R. À mon avis, il n’y a rien de plus violent que les paroles de libération de certains qui organisent des grèves, élèvent des barricades. Bien que l’empire romain ait été très tolérant à l’égard des religions étrangères (à Rome existaient des temples grecs et égyptiens), les chrétiens ont été persécutés et ont continué de l’être bien qu’ils représentaient un élan social qui croyait à l’égalité et à la fraternité, idées impensables dans une société basée sur l’esclavage. La doctrine sociale de l’Église est donc bien plus révolutionnaire que les barricades.
D. À votre avis, les organisations catholiques doivent-elles s’engager économiquement dans le développement ?
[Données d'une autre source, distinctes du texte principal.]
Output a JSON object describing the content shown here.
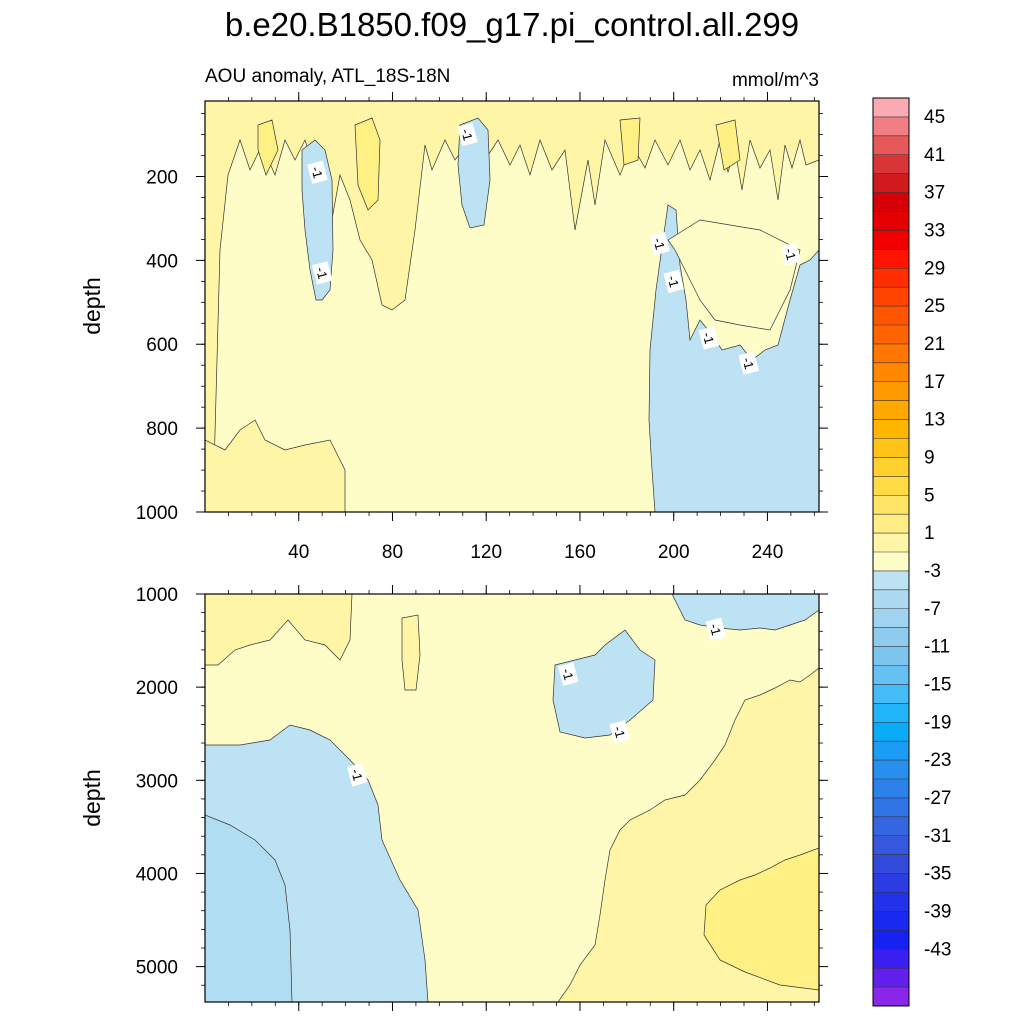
{
  "title": "b.e20.B1850.f09_g17.pi_control.all.299",
  "subtitle_left": "AOU anomaly, ATL_18S-18N",
  "subtitle_right": "mmol/m^3",
  "colors": {
    "bg_pos1": "#fefdc8",
    "pos3": "#fef6a6",
    "pos5": "#fef083",
    "neg": "#bde2f3",
    "neg_deep": "#b0ddf1",
    "label_bg": "#ffffff"
  },
  "chart_data": [
    {
      "type": "contour",
      "panel": "upper",
      "ylabel": "depth",
      "xlabel": "",
      "xlim": [
        0,
        262
      ],
      "ylim": [
        1000,
        20
      ],
      "x_ticks": [
        40,
        80,
        120,
        160,
        200,
        240
      ],
      "x_tick_labels": [
        "40",
        "80",
        "120",
        "160",
        "200",
        "240"
      ],
      "y_ticks": [
        200,
        400,
        600,
        800,
        1000
      ],
      "y_tick_labels": [
        "200",
        "400",
        "600",
        "800",
        "1000"
      ],
      "contour_labels": [
        {
          "text": "-1",
          "x": 48,
          "y": 190
        },
        {
          "text": "-1",
          "x": 112,
          "y": 100
        },
        {
          "text": "-1",
          "x": 50,
          "y": 430
        },
        {
          "text": "-1",
          "x": 194,
          "y": 360
        },
        {
          "text": "-1",
          "x": 200,
          "y": 450
        },
        {
          "text": "-1",
          "x": 215,
          "y": 585
        },
        {
          "text": "-1",
          "x": 232,
          "y": 645
        },
        {
          "text": "-1",
          "x": 250,
          "y": 385
        }
      ]
    },
    {
      "type": "contour",
      "panel": "lower",
      "ylabel": "depth",
      "xlabel": "",
      "xlim": [
        0,
        262
      ],
      "ylim": [
        5380,
        1000
      ],
      "x_ticks": [
        40,
        80,
        120,
        160,
        200,
        240
      ],
      "x_tick_labels": [
        "",
        "",
        "",
        "",
        "",
        ""
      ],
      "y_ticks": [
        1000,
        2000,
        3000,
        4000,
        5000
      ],
      "y_tick_labels": [
        "1000",
        "2000",
        "3000",
        "4000",
        "5000"
      ],
      "contour_labels": [
        {
          "text": "-1",
          "x": 218,
          "y": 1380
        },
        {
          "text": "-1",
          "x": 155,
          "y": 1860
        },
        {
          "text": "-1",
          "x": 177,
          "y": 2480
        },
        {
          "text": "-1",
          "x": 65,
          "y": 2940
        }
      ]
    }
  ],
  "colorbar": {
    "labels": [
      "45",
      "41",
      "37",
      "33",
      "29",
      "25",
      "21",
      "17",
      "13",
      "9",
      "5",
      "1",
      "-3",
      "-7",
      "-11",
      "-15",
      "-19",
      "-23",
      "-27",
      "-31",
      "-35",
      "-39",
      "-43"
    ],
    "colors": [
      "#f9aab2",
      "#f07e82",
      "#e75858",
      "#d83538",
      "#d01a1e",
      "#d50008",
      "#e40000",
      "#f20000",
      "#ff1400",
      "#ff2e00",
      "#ff4400",
      "#ff5400",
      "#ff6400",
      "#ff7600",
      "#ff8800",
      "#ff9a00",
      "#ffa800",
      "#ffb600",
      "#ffc417",
      "#ffd02e",
      "#ffdb45",
      "#ffe466",
      "#feee85",
      "#fef5a8",
      "#fefdc8",
      "#bde2f3",
      "#aedaf1",
      "#a0d3ef",
      "#8fcbee",
      "#7cc5ef",
      "#66c0f2",
      "#44bcf6",
      "#1fb5f8",
      "#0aabf7",
      "#1b9df5",
      "#2790ef",
      "#2d82ea",
      "#3174e6",
      "#3466e2",
      "#3658de",
      "#334bdd",
      "#2c3ce3",
      "#2331ea",
      "#1a29ef",
      "#1721f2",
      "#3a1ff0",
      "#6220ed",
      "#8a25ea"
    ]
  }
}
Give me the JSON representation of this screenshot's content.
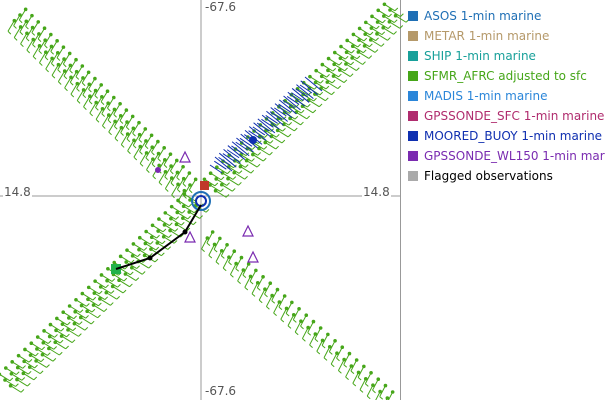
{
  "chart_data": {
    "type": "scatter",
    "title": "",
    "axis_tick_labels": {
      "top": "-67.6",
      "bottom": "-67.6",
      "left": "14.8",
      "right": "14.8"
    },
    "grid": true,
    "legend_placement": "right",
    "series": [
      {
        "name": "ASOS 1-min marine",
        "color": "#1f6fb5",
        "points": []
      },
      {
        "name": "METAR 1-min marine",
        "color": "#b5996a",
        "points": []
      },
      {
        "name": "SHIP 1-min marine",
        "color": "#18a09a",
        "points": []
      },
      {
        "name": "SFMR_AFRC adjusted to sfc",
        "color": "#46a619",
        "points": []
      },
      {
        "name": "MADIS 1-min marine",
        "color": "#2b86d9",
        "points": []
      },
      {
        "name": "GPSSONDE_SFC 1-min marine",
        "color": "#b02c6e",
        "points": []
      },
      {
        "name": "MOORED_BUOY 1-min marine",
        "color": "#0f2fb0",
        "points": []
      },
      {
        "name": "GPSSONDE_WL150 1-min mar",
        "color": "#7a2bb0",
        "points": []
      },
      {
        "name": "Flagged observations",
        "color": "#aaaaaa",
        "points": []
      }
    ]
  }
}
R. Je n’aime pas beaucoup le terme engagement économique, car une organisation catholique est, avant tout, une organisation pédagogique. Prenons l’exemple du curé d’Ars ou de saint Vincent de Paul : ils n’ont pas géré de milliards, mais leur façon d’aimer les autres a secoué les habitudes sociales bien plus que s’ils avaient construit des gratte-ciels. Je crois qu’une organisation catholique fait son travail pour le développement lorsqu’elle commence à travailler aux sources, lorsqu’elle enseigne à mieux cultiver la terre, à prendre les responsabilités locales et syndicales, à éduquer. Il faut ensuite que ces organisations laissent les grosses tâches à l’État, aux municipalités. On ne doit pas se substituer à l’État. Par conséquent je suis très sceptique à l’égard des organisations financières : le travail humain fait moins de bruit, demande plus d’humilité, mais il est plus efficace. L’Église n’est pas une super banque ou la FAO : elle doit garder sa place, qui est la place de l’Évangile. Notre Seigneur a multiplié les pains lors du discours des Béatitudes, mais il n’a pas créé ensuite une coopérative de boulangers. Bien qu’Il le pouvait, il n’a pas construit des hôpitaux à Jérusalem, ni inventé des médicaments miraculeux : Il a seulement regardé, avec un regard particulier, les malades, les aveugles, les paralytiques, au point qu’après, les apôtres, les disciples ont fait un travail pédagogique qui est bien plus important que des organisations économiques.